Pour la petite histoire, la résidence à Corfou que l’Empereur Guillaume II avait achetée quelques années plus tôt à l’impératrice Elisabeth d’Autriche (Sissi), l’Achilleion, fut l’un des premiers bâtiments que fit occuper « l’homme de Corfou », pour le transformer en hôpital.
« Les civils furent dirigés sur l’Algérie ou Marseille, ceux munis de ressources suffisantes ayant obtenu l’autorisation de séjourner en Italie. Mais les typhiques et les cholériques, personne n’en voulait, et ce furent nos hôpitaux de Bizerte qui en héritèrent. Un certain nombre d’entre eux avaient été amenés à Brindisi, où tout le monde les refusait. Ce que voyant, le chalutier français Verdon, commandé par le lieutenant de vaisseau d’Aubarède, se dévoua pour les emmener à Corfou. Et c’est peut-être un des plus beaux épisodes à l’actif de nos marins, car il y a peu de morts aussi hideuses que celle à laquelle ils s’exposaient en venant prendre dans leurs bras de pauvres êtres atteints d’un mal essentiellement contagieux, et par-dessus le marché tellement sales et couverts de vermine qu’ils faisaient horreur à tous. Avec des précautions et des égards comme des frères n’en ont pas toujours, les uns pour les autres, ces presque cadavres furent conduits dans des ambulances improvisées »[1].
Le 13 février 1916, le prince régent Alexandre de Serbie confiait à l’envoyé de l’Illustration, Robert Vaucher : « Si les circonstances me le permettent, dès que la première période de la réorganisation de l’armée sera terminée, j’espère partir pour Paris afin de rendre visite au président Poincaré et au généralissime Joffre. Vous savez ce qu’est la France pour nous actuellement. C’est d’elle, et de ses alliés, que nous attendons tout et je sens la nécessité de conférer longuement avec le chef de vos armées. Puisqu’il s’agit d’une nouvelle guerre balkanique à entreprendre, notre expérience des choses des Balkans pourra être utile au conseil des alliés. On a trop ignoré ce qu’était véritablement la situation dans la Péninsule, combien l’Autriche exerçait sur nous une tyrannie de tous les instants et quelle était la félonie bulgare. Il importe que, dans la nouvelle campagne, les erreurs du passé ne se renouvellent pas ».

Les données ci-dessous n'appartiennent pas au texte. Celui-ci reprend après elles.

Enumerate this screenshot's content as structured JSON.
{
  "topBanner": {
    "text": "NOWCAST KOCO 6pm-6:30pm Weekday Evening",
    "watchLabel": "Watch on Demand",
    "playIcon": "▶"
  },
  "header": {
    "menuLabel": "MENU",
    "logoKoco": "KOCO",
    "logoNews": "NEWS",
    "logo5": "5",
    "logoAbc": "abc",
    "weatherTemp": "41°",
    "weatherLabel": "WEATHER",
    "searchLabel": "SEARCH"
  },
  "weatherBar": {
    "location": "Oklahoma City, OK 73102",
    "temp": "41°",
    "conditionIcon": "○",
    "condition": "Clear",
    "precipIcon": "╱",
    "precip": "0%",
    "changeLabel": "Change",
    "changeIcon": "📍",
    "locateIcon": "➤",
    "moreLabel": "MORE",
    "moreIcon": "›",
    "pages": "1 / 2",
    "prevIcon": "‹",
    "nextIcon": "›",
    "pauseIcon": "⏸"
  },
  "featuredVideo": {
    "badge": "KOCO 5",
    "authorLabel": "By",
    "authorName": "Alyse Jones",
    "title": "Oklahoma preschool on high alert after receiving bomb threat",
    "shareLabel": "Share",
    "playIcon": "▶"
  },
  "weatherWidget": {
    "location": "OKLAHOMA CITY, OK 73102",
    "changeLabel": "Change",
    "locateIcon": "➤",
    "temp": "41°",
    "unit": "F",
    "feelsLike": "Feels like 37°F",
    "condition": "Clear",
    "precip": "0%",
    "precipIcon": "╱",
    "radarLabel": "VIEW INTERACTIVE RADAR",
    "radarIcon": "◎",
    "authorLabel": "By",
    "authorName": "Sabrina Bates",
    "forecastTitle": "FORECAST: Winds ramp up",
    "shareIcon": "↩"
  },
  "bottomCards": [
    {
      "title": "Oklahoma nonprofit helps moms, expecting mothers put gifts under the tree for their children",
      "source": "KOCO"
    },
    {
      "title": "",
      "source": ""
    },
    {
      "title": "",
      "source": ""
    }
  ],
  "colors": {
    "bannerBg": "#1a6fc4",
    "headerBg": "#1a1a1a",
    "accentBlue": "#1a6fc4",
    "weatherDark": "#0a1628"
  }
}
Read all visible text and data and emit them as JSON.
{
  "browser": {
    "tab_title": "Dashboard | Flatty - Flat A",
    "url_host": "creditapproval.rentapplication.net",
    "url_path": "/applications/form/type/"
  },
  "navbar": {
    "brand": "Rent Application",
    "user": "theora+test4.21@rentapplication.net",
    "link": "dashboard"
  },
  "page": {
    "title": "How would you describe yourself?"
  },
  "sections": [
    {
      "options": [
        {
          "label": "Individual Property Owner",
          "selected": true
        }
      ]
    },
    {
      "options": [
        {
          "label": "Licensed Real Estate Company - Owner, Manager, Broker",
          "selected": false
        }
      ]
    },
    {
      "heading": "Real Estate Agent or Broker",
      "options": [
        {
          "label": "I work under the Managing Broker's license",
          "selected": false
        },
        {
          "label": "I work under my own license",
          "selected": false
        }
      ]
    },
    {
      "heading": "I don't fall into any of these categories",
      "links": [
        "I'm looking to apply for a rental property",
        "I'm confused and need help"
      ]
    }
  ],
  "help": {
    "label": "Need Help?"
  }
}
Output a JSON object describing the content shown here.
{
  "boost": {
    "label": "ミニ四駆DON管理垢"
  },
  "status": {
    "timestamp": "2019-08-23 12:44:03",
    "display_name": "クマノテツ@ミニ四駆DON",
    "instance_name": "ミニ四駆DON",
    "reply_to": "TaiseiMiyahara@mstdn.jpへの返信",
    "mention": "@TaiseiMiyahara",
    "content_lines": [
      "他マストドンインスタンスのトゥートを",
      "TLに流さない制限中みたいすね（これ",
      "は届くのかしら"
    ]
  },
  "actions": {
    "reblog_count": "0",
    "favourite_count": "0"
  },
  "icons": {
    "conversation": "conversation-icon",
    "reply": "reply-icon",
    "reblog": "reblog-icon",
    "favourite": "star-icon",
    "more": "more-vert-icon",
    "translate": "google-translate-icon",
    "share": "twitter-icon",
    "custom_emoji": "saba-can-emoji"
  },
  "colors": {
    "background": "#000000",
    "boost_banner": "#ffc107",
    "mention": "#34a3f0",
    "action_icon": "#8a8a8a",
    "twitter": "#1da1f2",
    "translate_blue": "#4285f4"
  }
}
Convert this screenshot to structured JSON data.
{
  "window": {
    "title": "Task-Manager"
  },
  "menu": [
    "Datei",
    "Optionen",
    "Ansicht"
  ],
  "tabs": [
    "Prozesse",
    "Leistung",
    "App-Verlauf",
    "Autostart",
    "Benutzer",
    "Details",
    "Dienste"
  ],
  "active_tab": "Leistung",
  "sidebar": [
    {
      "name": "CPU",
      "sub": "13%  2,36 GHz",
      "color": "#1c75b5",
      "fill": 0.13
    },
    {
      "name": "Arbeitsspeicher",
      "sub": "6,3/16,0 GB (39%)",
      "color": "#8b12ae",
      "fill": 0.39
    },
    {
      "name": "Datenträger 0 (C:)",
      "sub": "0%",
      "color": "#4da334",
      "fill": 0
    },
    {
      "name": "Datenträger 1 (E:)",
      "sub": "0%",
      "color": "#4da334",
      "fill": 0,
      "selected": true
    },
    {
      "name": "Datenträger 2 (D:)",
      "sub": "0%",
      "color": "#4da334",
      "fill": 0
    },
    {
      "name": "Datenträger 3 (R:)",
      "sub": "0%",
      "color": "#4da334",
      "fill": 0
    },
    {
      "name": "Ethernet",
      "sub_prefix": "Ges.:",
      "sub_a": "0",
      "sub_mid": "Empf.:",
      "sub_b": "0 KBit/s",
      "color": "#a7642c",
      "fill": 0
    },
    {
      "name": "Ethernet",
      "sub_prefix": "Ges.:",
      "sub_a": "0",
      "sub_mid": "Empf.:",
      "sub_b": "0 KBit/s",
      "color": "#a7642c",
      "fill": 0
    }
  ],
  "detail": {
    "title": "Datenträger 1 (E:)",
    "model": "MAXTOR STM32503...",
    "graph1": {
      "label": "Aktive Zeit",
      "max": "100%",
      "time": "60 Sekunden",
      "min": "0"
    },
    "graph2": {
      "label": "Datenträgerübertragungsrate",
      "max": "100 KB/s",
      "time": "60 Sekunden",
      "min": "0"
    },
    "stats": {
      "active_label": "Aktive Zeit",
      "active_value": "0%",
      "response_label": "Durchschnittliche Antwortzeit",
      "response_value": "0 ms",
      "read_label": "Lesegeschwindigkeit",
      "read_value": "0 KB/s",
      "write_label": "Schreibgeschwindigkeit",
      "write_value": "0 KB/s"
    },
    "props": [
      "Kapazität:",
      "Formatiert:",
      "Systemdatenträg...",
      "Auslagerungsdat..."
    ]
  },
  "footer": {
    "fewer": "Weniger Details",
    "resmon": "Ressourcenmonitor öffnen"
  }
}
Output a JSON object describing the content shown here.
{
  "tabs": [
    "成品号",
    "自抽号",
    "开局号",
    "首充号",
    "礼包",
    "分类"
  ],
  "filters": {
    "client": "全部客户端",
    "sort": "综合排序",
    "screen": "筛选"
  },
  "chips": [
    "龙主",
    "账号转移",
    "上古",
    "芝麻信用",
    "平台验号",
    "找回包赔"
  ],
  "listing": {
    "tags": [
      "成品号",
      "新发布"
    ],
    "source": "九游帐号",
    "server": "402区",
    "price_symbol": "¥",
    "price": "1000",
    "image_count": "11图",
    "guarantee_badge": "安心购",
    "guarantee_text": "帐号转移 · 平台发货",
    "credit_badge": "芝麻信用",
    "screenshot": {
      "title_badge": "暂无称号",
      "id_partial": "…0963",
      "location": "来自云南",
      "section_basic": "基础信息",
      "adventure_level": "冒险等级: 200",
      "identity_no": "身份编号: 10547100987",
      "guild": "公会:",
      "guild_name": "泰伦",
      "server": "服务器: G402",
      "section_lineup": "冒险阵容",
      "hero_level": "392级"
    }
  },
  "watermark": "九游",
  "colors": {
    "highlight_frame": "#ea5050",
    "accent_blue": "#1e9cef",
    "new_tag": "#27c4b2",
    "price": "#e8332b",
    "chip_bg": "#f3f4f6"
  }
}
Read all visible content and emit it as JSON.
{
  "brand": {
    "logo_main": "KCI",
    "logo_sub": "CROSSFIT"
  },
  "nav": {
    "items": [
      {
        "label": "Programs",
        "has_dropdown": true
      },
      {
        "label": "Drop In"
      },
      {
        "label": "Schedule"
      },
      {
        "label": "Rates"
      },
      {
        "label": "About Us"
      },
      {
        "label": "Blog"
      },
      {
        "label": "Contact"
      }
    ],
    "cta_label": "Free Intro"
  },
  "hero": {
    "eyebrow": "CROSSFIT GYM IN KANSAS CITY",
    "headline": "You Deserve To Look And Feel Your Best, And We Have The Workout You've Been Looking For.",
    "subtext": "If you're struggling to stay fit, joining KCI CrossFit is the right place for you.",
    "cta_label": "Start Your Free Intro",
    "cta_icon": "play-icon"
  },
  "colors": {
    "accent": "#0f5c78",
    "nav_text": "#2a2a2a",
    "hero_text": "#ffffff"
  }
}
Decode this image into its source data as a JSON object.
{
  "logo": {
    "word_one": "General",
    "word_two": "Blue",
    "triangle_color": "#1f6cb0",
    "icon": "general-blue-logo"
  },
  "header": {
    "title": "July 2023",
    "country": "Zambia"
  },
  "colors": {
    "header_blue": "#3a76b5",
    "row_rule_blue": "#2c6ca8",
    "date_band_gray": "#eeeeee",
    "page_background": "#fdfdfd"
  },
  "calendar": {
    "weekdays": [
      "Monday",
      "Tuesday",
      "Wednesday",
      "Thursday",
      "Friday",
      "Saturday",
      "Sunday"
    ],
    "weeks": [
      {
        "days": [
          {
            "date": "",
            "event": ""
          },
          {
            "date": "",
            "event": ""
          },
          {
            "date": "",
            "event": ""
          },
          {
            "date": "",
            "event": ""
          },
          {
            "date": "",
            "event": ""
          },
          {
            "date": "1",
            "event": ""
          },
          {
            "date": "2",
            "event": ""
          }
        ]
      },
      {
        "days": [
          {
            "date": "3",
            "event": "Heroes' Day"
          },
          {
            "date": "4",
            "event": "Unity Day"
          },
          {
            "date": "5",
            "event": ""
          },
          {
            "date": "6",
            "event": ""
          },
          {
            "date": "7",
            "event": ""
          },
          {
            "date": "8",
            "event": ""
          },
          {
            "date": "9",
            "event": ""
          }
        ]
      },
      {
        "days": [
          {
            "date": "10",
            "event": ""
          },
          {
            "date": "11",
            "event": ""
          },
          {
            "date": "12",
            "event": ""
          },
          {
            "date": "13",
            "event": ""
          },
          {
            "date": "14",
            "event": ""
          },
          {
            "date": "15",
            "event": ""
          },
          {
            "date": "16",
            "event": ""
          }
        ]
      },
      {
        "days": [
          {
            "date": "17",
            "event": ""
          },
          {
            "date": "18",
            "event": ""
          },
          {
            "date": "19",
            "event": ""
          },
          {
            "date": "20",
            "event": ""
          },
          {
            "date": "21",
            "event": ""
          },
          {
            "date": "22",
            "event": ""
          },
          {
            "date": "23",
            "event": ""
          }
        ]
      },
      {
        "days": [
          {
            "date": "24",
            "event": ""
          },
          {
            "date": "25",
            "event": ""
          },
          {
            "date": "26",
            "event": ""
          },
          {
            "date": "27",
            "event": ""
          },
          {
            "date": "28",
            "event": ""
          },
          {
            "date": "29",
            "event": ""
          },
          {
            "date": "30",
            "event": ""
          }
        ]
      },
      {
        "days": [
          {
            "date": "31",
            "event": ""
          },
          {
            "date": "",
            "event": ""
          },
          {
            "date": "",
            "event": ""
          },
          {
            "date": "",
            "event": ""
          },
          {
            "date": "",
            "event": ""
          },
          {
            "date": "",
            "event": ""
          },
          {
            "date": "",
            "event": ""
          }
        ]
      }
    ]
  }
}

Dans cette affaire, le rôle de la Marine française a surtout été remarquable lors du transport de l’Armée serbe réorganisée de Corfou à Salonique. [Photo : Compte-rendu des opérations des 10 et 11 février 1916 au ministère]. Au début, le Gouvernement français avait pensé transporter les soldats serbes de Corfou à Patras qui, de là, auraient gagné Salonique par voie ferrée. Mais le Gouvernement grec ne donna pas son autorisation pour la traversée de son territoire. Il fallut donc monter un transport par voie maritime de Corfou jusqu’à Salonique. Ce transport fut essentiellement conçu par le capitaine de vaisseau de Cacqueray et le chef d’Etat-major de l’amiral de Gueydon, le CV Vandier – qui plaidera plus tard auprès des Anglais l’organisation des convois pour faire échec à la guerre sous-marine allemande. Le dispositif qu’ils adoptèrent pour sécuriser un transport dans des eaux où les innombrables îles pouvaient servir de refuge aux sous-marins ennemis, était articulé autour de deux mesures principales : un « patrouillage » incessant par des chalutiers des routes que devaient suivre les transports ; et une réalisation des transports par convois escortés de torpilleurs. Entre Corfou et Salonique, la surveillance de la mer était divisée en cinq zones dont quatre sous commandement français et une sous commandement britannique, ce qui nécessitait une coordination permanente entre les deux marines. « Les heures de sortie des convois de Corfou étaient réglées, de façon qu’étant donnée la vitesse connue des bâtiments, on pût calculer, à peu près exactement, le moment de leur entrée dans les zones successives de protection. Deux sorties de jour étaient prévues : le matin à 5 heures pour les convois de 14 nœuds et au-dessus ; le soir à 17 heures pour ceux de moins de 13 nœuds »[2]. (À suivre, demain mercredi) ■
* Articles précédents …
■ Marine française : Amiral Pierre-Alexis Ronarc’h [1] [2] [3]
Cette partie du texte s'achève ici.